You see, having a dream is one thing, believing in the dream is another thing entirely. The believe you have in your dream is what gives you the energy to pursue your dream. When you see someone who claims to have a dream but is not willing to stick out his neck for the sake of that dream, he really does not believe in the dream. As funny as this may sound, not everyone who has a dream believes in their dreams. The fact is, when you have a dream and do not believe in it, that dream cannot materialize. If it ever did, someone else materialized it! There are many people who see the dream they had many years ago but did not believe in being manifested by someone else who believe in the dream well enough to do something about it. The strong believe PayStack’s cofounders had in their dream was seen in the amount of work they had to do to get the dream off the ground, even in the midst of seemingly insurmountable challenges in the Nigerian business terrain.
Lesson 3: They took advantage of their network
So, Sola and his friend started working on the software which they were building and with which they hoped to close the payment gap they have discovered in the business space. While the software was still in the beta phase of development, a concerned friend pitched the idea on their behalf to Y-combinator, a Silicon Valley-based accelerator programme. Soon they were accepted, becoming the first Nigerian company to do so. Within six months, the startup was processing funds in the region of $200 per month. Barely a year after, it is processing over $200,000. Since its launch in early 2016, Paystack has partnered with over 1,300 merchants in Nigeria alone, including industry e-commerce pioneers such as Hotels.NG and Jobberman. Prior to Paystack, Shola co-founded Precurio, an open-source collaboration software for businesses in emerging markets which was downloaded over 150,000 times and made available in 6 languages.

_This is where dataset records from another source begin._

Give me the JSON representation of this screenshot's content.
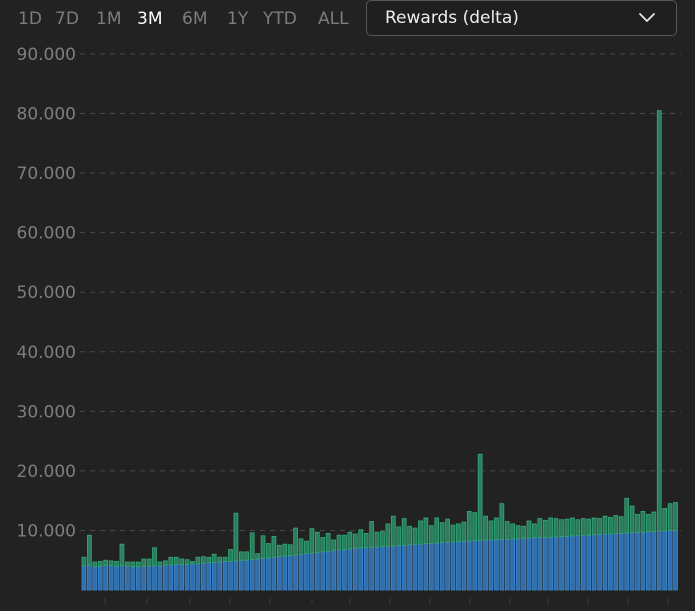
{
  "timeframes": {
    "items": [
      "1D",
      "7D",
      "1M",
      "3M",
      "6M",
      "1Y",
      "YTD",
      "ALL"
    ],
    "active": "3M"
  },
  "metric_select": {
    "value": "Rewards (delta)"
  },
  "chart_data": {
    "type": "bar",
    "stacked": true,
    "title": "",
    "xlabel": "",
    "ylabel": "",
    "ylim": [
      0,
      90000
    ],
    "yticks": [
      10000,
      20000,
      30000,
      40000,
      50000,
      60000,
      70000,
      80000,
      90000
    ],
    "ytick_labels": [
      "10.000",
      "20.000",
      "30.000",
      "40.000",
      "50.000",
      "60.000",
      "70.000",
      "80.000",
      "90.000"
    ],
    "grid": "horizontal dashed",
    "colors": {
      "base": "#3f86c9",
      "top": "#35a878",
      "background": "#222223"
    },
    "series": [
      {
        "values": [
          4000,
          4200,
          3900,
          4000,
          4200,
          4100,
          4000,
          4100,
          4000,
          3900,
          3900,
          4000,
          4000,
          4100,
          4000,
          4200,
          4200,
          4300,
          4300,
          4300,
          4400,
          4400,
          4500,
          4600,
          4600,
          4700,
          4800,
          4800,
          4900,
          5000,
          5000,
          5100,
          5200,
          5300,
          5400,
          5500,
          5600,
          5700,
          5800,
          5900,
          6000,
          6100,
          6200,
          6300,
          6400,
          6500,
          6600,
          6700,
          6800,
          6900,
          7000,
          7100,
          7100,
          7200,
          7200,
          7300,
          7300,
          7400,
          7500,
          7500,
          7600,
          7700,
          7700,
          7800,
          7800,
          7900,
          8000,
          8000,
          8100,
          8100,
          8200,
          8200,
          8300,
          8300,
          8400,
          8400,
          8500,
          8500,
          8500,
          8600,
          8600,
          8700,
          8700,
          8800,
          8800,
          8800,
          8900,
          8900,
          9000,
          9000,
          9100,
          9100,
          9200,
          9200,
          9300,
          9300,
          9400,
          9400,
          9500,
          9500,
          9600,
          9600,
          9700,
          9700,
          9800,
          9800,
          9900,
          9900,
          10000,
          10000
        ]
      },
      {
        "values": [
          1500,
          5000,
          800,
          800,
          800,
          800,
          800,
          3600,
          700,
          800,
          800,
          1200,
          1200,
          3000,
          700,
          700,
          1300,
          1200,
          900,
          800,
          400,
          1100,
          1100,
          900,
          1400,
          800,
          700,
          2000,
          8000,
          1400,
          1400,
          4500,
          900,
          3800,
          2400,
          3500,
          1900,
          2000,
          1800,
          4500,
          2600,
          2100,
          4100,
          3400,
          2400,
          3000,
          1800,
          2500,
          2400,
          2800,
          2400,
          3000,
          2400,
          4300,
          2500,
          2500,
          3800,
          5000,
          3100,
          4500,
          3100,
          2700,
          3900,
          4300,
          3000,
          4200,
          3300,
          3900,
          2800,
          3000,
          3200,
          5000,
          4700,
          14500,
          4000,
          3200,
          3600,
          6000,
          3000,
          2500,
          2200,
          2000,
          2900,
          2300,
          3200,
          2900,
          3200,
          3100,
          2800,
          2900,
          3000,
          2700,
          2800,
          2700,
          2800,
          2700,
          3000,
          2800,
          3000,
          2800,
          5800,
          4500,
          3000,
          3500,
          2900,
          3300,
          70600,
          3800,
          4500,
          4700
        ]
      }
    ]
  }
}
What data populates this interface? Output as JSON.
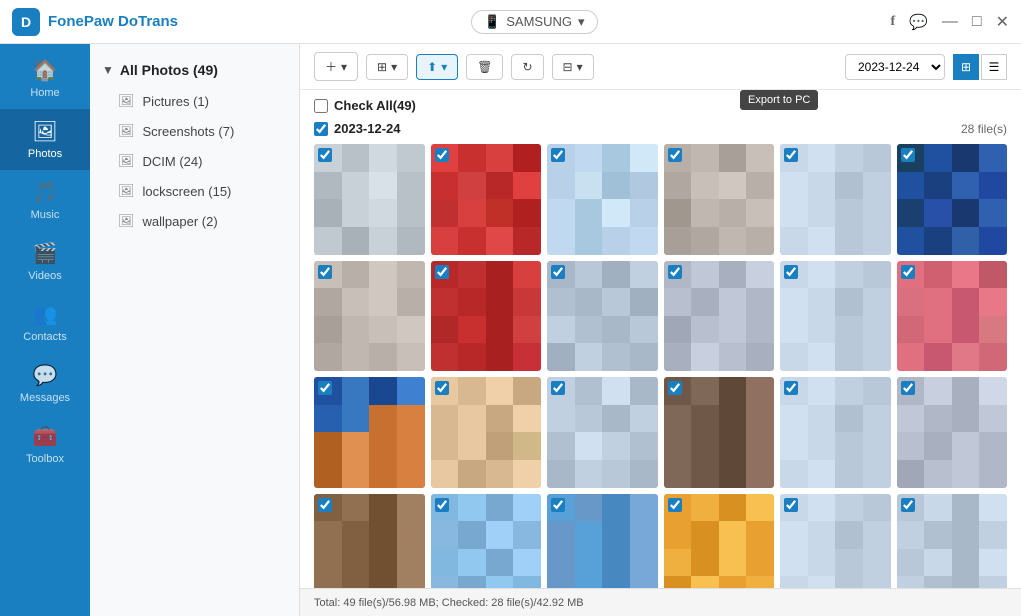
{
  "app": {
    "name": "FonePaw DoTrans",
    "logo_letter": "D"
  },
  "title_bar": {
    "device_name": "SAMSUNG",
    "device_icon": "📱",
    "dropdown_arrow": "▾",
    "fb_icon": "f",
    "chat_icon": "💬",
    "minimize": "—",
    "maximize": "□",
    "close": "✕"
  },
  "nav": {
    "items": [
      {
        "id": "home",
        "label": "Home",
        "icon": "🏠",
        "active": false
      },
      {
        "id": "photos",
        "label": "Photos",
        "icon": "👤",
        "active": true
      },
      {
        "id": "music",
        "label": "Music",
        "icon": "🎵",
        "active": false
      },
      {
        "id": "videos",
        "label": "Videos",
        "icon": "🎬",
        "active": false
      },
      {
        "id": "contacts",
        "label": "Contacts",
        "icon": "👥",
        "active": false
      },
      {
        "id": "messages",
        "label": "Messages",
        "icon": "💬",
        "active": false
      },
      {
        "id": "toolbox",
        "label": "Toolbox",
        "icon": "🧰",
        "active": false
      }
    ]
  },
  "tree": {
    "root_label": "All Photos (49)",
    "items": [
      {
        "label": "Pictures (1)",
        "count": 1
      },
      {
        "label": "Screenshots (7)",
        "count": 7
      },
      {
        "label": "DCIM (24)",
        "count": 24
      },
      {
        "label": "lockscreen (15)",
        "count": 15
      },
      {
        "label": "wallpaper (2)",
        "count": 2
      }
    ]
  },
  "toolbar": {
    "add_label": "+",
    "copy_label": "⊞",
    "export_label": "⬆",
    "export_tooltip": "Export to PC",
    "delete_label": "🗑",
    "refresh_label": "↻",
    "more_label": "⊟",
    "date_value": "2023-12-24",
    "grid_view_label": "⊞",
    "list_view_label": "☰"
  },
  "content": {
    "check_all_label": "Check All(49)",
    "date_section": "2023-12-24",
    "file_count": "28 file(s)",
    "rows": [
      {
        "photos": [
          {
            "colors": [
              "#c8d0d8",
              "#b8c0c8",
              "#d0d8e0",
              "#c0c8d0",
              "#b0b8c0",
              "#c8d0d8",
              "#d8e0e8",
              "#b8c0c8",
              "#a8b0b8",
              "#c8d0d8",
              "#d0d8e0",
              "#b8c0c8",
              "#c0c8d0",
              "#a8b0b8",
              "#c8d0d8",
              "#b0b8c0"
            ]
          },
          {
            "colors": [
              "#e04040",
              "#c83030",
              "#d84040",
              "#b02020",
              "#c83030",
              "#d04040",
              "#b82828",
              "#e04040",
              "#c03030",
              "#d84040",
              "#c03028",
              "#b02020",
              "#d84040",
              "#c83030",
              "#e04848",
              "#b82828"
            ]
          },
          {
            "colors": [
              "#b8d0e8",
              "#c0d8f0",
              "#a8c8e0",
              "#d0e8f8",
              "#b8d0e8",
              "#c8e0f0",
              "#a0c0d8",
              "#b0c8e0",
              "#c0d8f0",
              "#a8c8e0",
              "#d0e8f8",
              "#b8d0e8",
              "#c0d8f0",
              "#a8c8e0",
              "#b8d0e8",
              "#c0d8f0"
            ]
          },
          {
            "colors": [
              "#b8b0a8",
              "#c0b8b0",
              "#a8a098",
              "#c8c0b8",
              "#b0a8a0",
              "#c8c0b8",
              "#d0c8c0",
              "#b8b0a8",
              "#a0988e",
              "#c0b8b0",
              "#b8b0a8",
              "#c8c0b8",
              "#a8a098",
              "#b0a8a0",
              "#c0b8b0",
              "#b8b0a8"
            ]
          },
          {
            "colors": [
              "#c8d8e8",
              "#d0e0f0",
              "#c0d0e0",
              "#b8c8d8",
              "#d0e0f0",
              "#c8d8e8",
              "#b0c0d0",
              "#c0d0e0",
              "#d0e0f0",
              "#c8d8e8",
              "#b8c8d8",
              "#c0d0e0",
              "#c8d8e8",
              "#d0e0f0",
              "#b8c8d8",
              "#c0d0e0"
            ]
          },
          {
            "colors": [
              "#1a4060",
              "#2050a0",
              "#1a3870",
              "#3060b0",
              "#2050a0",
              "#1a4080",
              "#3060b0",
              "#2048a0",
              "#1a4070",
              "#2850a8",
              "#1a3870",
              "#3060b0",
              "#2050a0",
              "#1a4080",
              "#3060a8",
              "#2048a0"
            ]
          }
        ]
      },
      {
        "photos": [
          {
            "colors": [
              "#c8c0b8",
              "#b8b0a8",
              "#d0c8c0",
              "#c0b8b0",
              "#b0a8a0",
              "#c8c0b8",
              "#d0c8c0",
              "#b8b0a8",
              "#a8a098",
              "#c0b8b0",
              "#c8c0b8",
              "#d0c8c0",
              "#b0a8a0",
              "#c0b8b0",
              "#b8b0a8",
              "#c8c0b8"
            ]
          },
          {
            "colors": [
              "#b82828",
              "#c03030",
              "#a82020",
              "#d84040",
              "#c03030",
              "#b82828",
              "#a82020",
              "#c83838",
              "#b02828",
              "#c83030",
              "#a82020",
              "#d04040",
              "#c03030",
              "#b82828",
              "#a82020",
              "#c83038"
            ]
          },
          {
            "colors": [
              "#a8b8c8",
              "#b8c8d8",
              "#a0b0c0",
              "#c0d0e0",
              "#b0c0d0",
              "#a8b8c8",
              "#b8c8d8",
              "#a0b0c0",
              "#c0d0e0",
              "#b0c0d0",
              "#a8b8c8",
              "#b8c8d8",
              "#a0b0c0",
              "#c0d0e0",
              "#b0c0d0",
              "#a8b8c8"
            ]
          },
          {
            "colors": [
              "#b0b8c8",
              "#c0c8d8",
              "#a8b0c0",
              "#c8d0e0",
              "#b8c0d0",
              "#a8b0c0",
              "#c0c8d8",
              "#b0b8c8",
              "#a0a8b8",
              "#b8c0d0",
              "#c0c8d8",
              "#b0b8c8",
              "#a8b0c0",
              "#c8d0e0",
              "#b8c0d0",
              "#a8b0c0"
            ]
          },
          {
            "colors": [
              "#c8d8e8",
              "#d0e0f0",
              "#c0d0e0",
              "#b8c8d8",
              "#d0e0f0",
              "#c8d8e8",
              "#b0c0d0",
              "#c0d0e0",
              "#d0e0f0",
              "#c8d8e8",
              "#b8c8d8",
              "#c0d0e0",
              "#c8d8e8",
              "#d0e0f0",
              "#b8c8d8",
              "#c0d0e0"
            ]
          },
          {
            "colors": [
              "#e07080",
              "#d06070",
              "#e87888",
              "#c05868",
              "#d87080",
              "#e07080",
              "#c85870",
              "#e87888",
              "#d06878",
              "#e07080",
              "#c85870",
              "#d87880",
              "#e07080",
              "#c85870",
              "#e07888",
              "#d06878"
            ]
          }
        ]
      },
      {
        "photos": [
          {
            "colors": [
              "#2050a0",
              "#3878c0",
              "#1a4890",
              "#4080d0",
              "#2860b0",
              "#3878c0",
              "#c87030",
              "#d88040",
              "#b06020",
              "#e09050",
              "#c87030",
              "#d88040",
              "#b06020",
              "#e09050",
              "#c87030",
              "#d88040"
            ]
          },
          {
            "colors": [
              "#e8c8a0",
              "#d8b890",
              "#f0d0a8",
              "#c8a880",
              "#d8b890",
              "#e8c8a0",
              "#c8a880",
              "#f0d0a8",
              "#d8b890",
              "#e8c8a0",
              "#c0a078",
              "#d0b888",
              "#e8c8a0",
              "#c8a880",
              "#d8b890",
              "#f0d0a8"
            ]
          },
          {
            "colors": [
              "#c0d0e0",
              "#b0c0d0",
              "#d0e0f0",
              "#a8b8c8",
              "#c0d0e0",
              "#b8c8d8",
              "#a8b8c8",
              "#c0d0e0",
              "#b0c0d0",
              "#d0e0f0",
              "#c0d0e0",
              "#b0c0d0",
              "#a8b8c8",
              "#c0d0e0",
              "#b8c8d8",
              "#a8b8c8"
            ]
          },
          {
            "colors": [
              "#705848",
              "#806858",
              "#604838",
              "#907060",
              "#806858",
              "#705848",
              "#604838",
              "#907060",
              "#806858",
              "#705848",
              "#604838",
              "#907060",
              "#806858",
              "#705848",
              "#604838",
              "#907060"
            ]
          },
          {
            "colors": [
              "#c8d8e8",
              "#d0e0f0",
              "#c0d0e0",
              "#b8c8d8",
              "#d0e0f0",
              "#c8d8e8",
              "#b0c0d0",
              "#c0d0e0",
              "#d0e0f0",
              "#c8d8e8",
              "#b8c8d8",
              "#c0d0e0",
              "#c8d8e8",
              "#d0e0f0",
              "#b8c8d8",
              "#c0d0e0"
            ]
          },
          {
            "colors": [
              "#b0b8c8",
              "#c8d0e0",
              "#a8b0c0",
              "#d0d8e8",
              "#c0c8d8",
              "#b0b8c8",
              "#a8b0c0",
              "#c0c8d8",
              "#b8c0d0",
              "#a8b0c0",
              "#c0c8d8",
              "#b0b8c8",
              "#a0a8b8",
              "#b8c0d0",
              "#c0c8d8",
              "#b0b8c8"
            ]
          }
        ]
      },
      {
        "photos": [
          {
            "colors": [
              "#806040",
              "#907050",
              "#705030",
              "#a08060",
              "#907050",
              "#806040",
              "#705030",
              "#a08060",
              "#907050",
              "#806040",
              "#705030",
              "#a08060",
              "#907050",
              "#806040",
              "#705030",
              "#a08060"
            ]
          },
          {
            "colors": [
              "#80b8e0",
              "#90c8f0",
              "#78a8d0",
              "#a0d0f8",
              "#88b8e0",
              "#78a8d0",
              "#a0d0f8",
              "#88b8e0",
              "#80b8e0",
              "#90c8f0",
              "#78a8d0",
              "#a0d0f8",
              "#88b8e0",
              "#78a8d0",
              "#90c8f0",
              "#80b8e0"
            ]
          },
          {
            "colors": [
              "#58a0d8",
              "#6898c8",
              "#4888c0",
              "#78a8d8",
              "#6898c8",
              "#58a0d8",
              "#4888c0",
              "#78a8d8",
              "#6898c8",
              "#58a0d8",
              "#4888c0",
              "#78a8d8",
              "#6898c8",
              "#58a0d8",
              "#4888c0",
              "#78a8d8"
            ]
          },
          {
            "colors": [
              "#e8a030",
              "#f0b040",
              "#d89020",
              "#f8c050",
              "#e8a030",
              "#d89020",
              "#f8c050",
              "#e8a030",
              "#f0b040",
              "#d89020",
              "#f8c050",
              "#e8a030",
              "#d89020",
              "#f8c050",
              "#e8a030",
              "#f0b040"
            ]
          },
          {
            "colors": [
              "#c8d8e8",
              "#d0e0f0",
              "#c0d0e0",
              "#b8c8d8",
              "#d0e0f0",
              "#c8d8e8",
              "#b0c0d0",
              "#c0d0e0",
              "#d0e0f0",
              "#c8d8e8",
              "#b8c8d8",
              "#c0d0e0",
              "#c8d8e8",
              "#d0e0f0",
              "#b8c8d8",
              "#c0d0e0"
            ]
          },
          {
            "colors": [
              "#b8c8d8",
              "#c8d8e8",
              "#a8b8c8",
              "#d0e0f0",
              "#c0d0e0",
              "#b0c0d0",
              "#a8b8c8",
              "#c0d0e0",
              "#b8c8d8",
              "#c8d8e8",
              "#a8b8c8",
              "#d0e0f0",
              "#c0d0e0",
              "#b0c0d0",
              "#a8b8c8",
              "#c0d0e0"
            ]
          }
        ]
      }
    ]
  },
  "status_bar": {
    "text": "Total: 49 file(s)/56.98 MB; Checked: 28 file(s)/42.92 MB"
  }
}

Lesson 4: They had a higher, non-myopic perspective
When the news of PayStack’s acquisition broke on the internet, the first thought on some people’s minds was, “Why would these guys labour to build something that is set to be the next biggest thing on the continent – and then wake up one day with a decision to sell it off?” The greed for power and control is the sole reason why many Nigerian entrepreneur want to be the CEO of a company without wanting to share that power with anyone. This is one primary reason why many Nigerian start-up that could have had a monumental success are failing woefully because they lack this ability to want to part with something small for much bigger wins in business. For Paystack cofounders, the acquisition wasn’t a big issue – the amount of money involved on one side. As far as they were concerned, the acquisition deal will give the company a lot more fuel to build out further in Nigeria and expand to other markets, CEO Shola Akinlade said in an interview. “Paystack was not for sale when Stripe approached us,” said Akinlade. “For us, it’s about the mission. I’m driven by the mission to accelerate payments on the continent, and I am convinced that Stripe will help us get there faster. It is a very natural move.”
The fact is, these guys could have been greedy or power/control-drunk and turned down Stripe’s offer, and the story would have been different altogether. This singular event made me remember the words of my mentor, Rev. Olusola Areogun, who said, “It is better to be number two of something way bigger, than number one of nothing, or something very small”.